Не спите больше! Макбет зарезал сон!
У. Шекспир. Макбет. II. 2
Уж не потому ли, что я сказал нечто
несуразное: "огорчать удовольствие"?

реплика Сократа в диалоге Платона "Филеб"

Работа З. Фрейда "Скорбь и меланхолия", принадлежащая зрелому периоду творчества и потому представляющая собой фрагмент открытого психоаналитического поля, переплетенных и взаимосвязанных размышлений, содержит в себе целый ряд загадок/неясностей, связанных с аналитической интонацией автора, с характером задаваемых им вопросов, выдвигаемыми тезисами полупоэтической природы и, наконец, с самой внутренней логикой размышлений Фрейда. В этом тексте неуловимо, как некий аромат, присутствует грамматическая неправильность, свойственная, надо заметить, наиболее изощренным и интересным интеллектуальным реализациям Фрейда. Подобные легкие аберрации в языке мысли мы можем встретить у таких глубоко погруженных в собственное бессознательное авторов как Шекспир и Платон.
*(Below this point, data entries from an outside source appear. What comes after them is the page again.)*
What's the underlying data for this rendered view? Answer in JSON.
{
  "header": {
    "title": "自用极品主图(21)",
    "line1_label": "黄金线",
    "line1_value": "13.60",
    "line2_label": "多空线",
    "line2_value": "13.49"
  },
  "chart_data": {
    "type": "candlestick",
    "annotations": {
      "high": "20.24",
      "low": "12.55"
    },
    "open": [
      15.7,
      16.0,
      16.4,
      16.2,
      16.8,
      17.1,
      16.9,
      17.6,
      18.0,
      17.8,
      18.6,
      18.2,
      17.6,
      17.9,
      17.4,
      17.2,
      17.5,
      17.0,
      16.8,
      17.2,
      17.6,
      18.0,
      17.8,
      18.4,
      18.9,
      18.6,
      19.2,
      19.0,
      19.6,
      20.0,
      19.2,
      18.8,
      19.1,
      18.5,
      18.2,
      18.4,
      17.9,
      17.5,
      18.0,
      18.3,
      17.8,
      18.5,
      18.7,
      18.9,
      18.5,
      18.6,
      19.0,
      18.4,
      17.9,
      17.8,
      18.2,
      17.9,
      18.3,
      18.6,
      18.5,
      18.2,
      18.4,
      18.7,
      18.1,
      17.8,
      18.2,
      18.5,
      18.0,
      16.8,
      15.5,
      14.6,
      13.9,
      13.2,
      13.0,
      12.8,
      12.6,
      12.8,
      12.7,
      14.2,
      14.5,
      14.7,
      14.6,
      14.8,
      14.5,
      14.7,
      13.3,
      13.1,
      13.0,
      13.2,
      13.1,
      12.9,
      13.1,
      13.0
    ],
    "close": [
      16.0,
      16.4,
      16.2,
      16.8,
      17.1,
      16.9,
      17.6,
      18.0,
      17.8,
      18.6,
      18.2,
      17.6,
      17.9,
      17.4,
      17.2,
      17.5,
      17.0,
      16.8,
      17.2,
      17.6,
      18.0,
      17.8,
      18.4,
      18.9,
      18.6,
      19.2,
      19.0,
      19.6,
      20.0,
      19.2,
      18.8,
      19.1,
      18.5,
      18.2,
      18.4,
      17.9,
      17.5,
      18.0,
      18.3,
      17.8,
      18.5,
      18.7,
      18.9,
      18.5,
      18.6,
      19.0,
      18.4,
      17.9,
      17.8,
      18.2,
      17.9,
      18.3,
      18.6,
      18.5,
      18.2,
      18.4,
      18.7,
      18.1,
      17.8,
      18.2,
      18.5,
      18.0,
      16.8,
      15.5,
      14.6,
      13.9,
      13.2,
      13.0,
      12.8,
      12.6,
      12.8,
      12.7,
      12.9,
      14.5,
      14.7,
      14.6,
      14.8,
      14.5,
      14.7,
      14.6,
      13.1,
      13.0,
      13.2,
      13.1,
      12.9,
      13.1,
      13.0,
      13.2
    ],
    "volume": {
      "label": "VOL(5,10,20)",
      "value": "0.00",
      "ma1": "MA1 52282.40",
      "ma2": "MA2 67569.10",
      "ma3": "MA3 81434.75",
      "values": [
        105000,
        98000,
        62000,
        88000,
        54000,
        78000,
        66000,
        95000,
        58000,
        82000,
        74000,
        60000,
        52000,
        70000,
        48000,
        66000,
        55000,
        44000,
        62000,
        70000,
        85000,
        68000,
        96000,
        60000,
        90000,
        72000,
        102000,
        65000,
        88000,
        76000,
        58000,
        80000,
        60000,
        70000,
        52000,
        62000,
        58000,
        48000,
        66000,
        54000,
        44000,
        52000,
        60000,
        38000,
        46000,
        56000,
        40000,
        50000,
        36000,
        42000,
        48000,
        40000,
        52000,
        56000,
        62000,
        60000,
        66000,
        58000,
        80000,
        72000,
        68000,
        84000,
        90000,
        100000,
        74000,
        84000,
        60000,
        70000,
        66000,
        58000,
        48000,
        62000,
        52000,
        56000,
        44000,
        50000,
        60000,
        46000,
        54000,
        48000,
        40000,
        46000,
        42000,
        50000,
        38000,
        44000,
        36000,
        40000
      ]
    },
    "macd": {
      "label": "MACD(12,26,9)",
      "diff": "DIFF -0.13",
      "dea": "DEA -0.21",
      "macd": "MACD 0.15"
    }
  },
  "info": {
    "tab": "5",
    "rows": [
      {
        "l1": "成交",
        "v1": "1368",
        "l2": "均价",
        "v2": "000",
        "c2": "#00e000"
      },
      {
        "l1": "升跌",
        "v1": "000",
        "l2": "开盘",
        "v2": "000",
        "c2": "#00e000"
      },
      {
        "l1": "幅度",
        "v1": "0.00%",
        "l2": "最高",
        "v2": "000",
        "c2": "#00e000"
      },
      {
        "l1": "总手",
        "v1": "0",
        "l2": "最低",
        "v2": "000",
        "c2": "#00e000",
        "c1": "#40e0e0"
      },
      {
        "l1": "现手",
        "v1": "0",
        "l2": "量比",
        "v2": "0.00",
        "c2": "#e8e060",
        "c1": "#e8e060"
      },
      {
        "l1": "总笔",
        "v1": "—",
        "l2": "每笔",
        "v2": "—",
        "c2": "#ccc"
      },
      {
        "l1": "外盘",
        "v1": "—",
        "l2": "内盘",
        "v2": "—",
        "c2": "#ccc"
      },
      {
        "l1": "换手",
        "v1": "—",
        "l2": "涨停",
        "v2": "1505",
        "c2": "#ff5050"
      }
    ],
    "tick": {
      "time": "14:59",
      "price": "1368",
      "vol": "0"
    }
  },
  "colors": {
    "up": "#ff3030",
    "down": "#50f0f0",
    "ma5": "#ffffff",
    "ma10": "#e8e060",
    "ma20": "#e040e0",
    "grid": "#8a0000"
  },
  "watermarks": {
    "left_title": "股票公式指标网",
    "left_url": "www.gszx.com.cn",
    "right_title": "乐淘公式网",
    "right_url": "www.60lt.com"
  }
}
Именно они оттачивают и провоцируют наше читательское внимание в наибольшей степени.
Фрейд начинает с якобы простой аналогии между двумя состояниями: скорбью и меланхолией. Они, во-первых, похожи по своим проявлениям; и то, и другое сопровождается дурным настроением, заторможенностью всякой продуктивности, потерей интереса к внешнему миру, утратой способности любить. Во-вторых, возникают как реакция на утрату чего-либо бесконечно ценного (любимого человека, родины, свободы - то ли иронически, то ли серьезно развивает перечисление Фрейд). Тем не менее, скорбь не считается патологическим состоянием, а меланхолия рассматривается как безусловно таковое. Кроме того, Фрейд подчеркивает, что скорбь принципиально понятна в механизме своего возникновения и протекания, тогда как в меланхолии есть нечто от понимания ускользающее, нечто абсурдное.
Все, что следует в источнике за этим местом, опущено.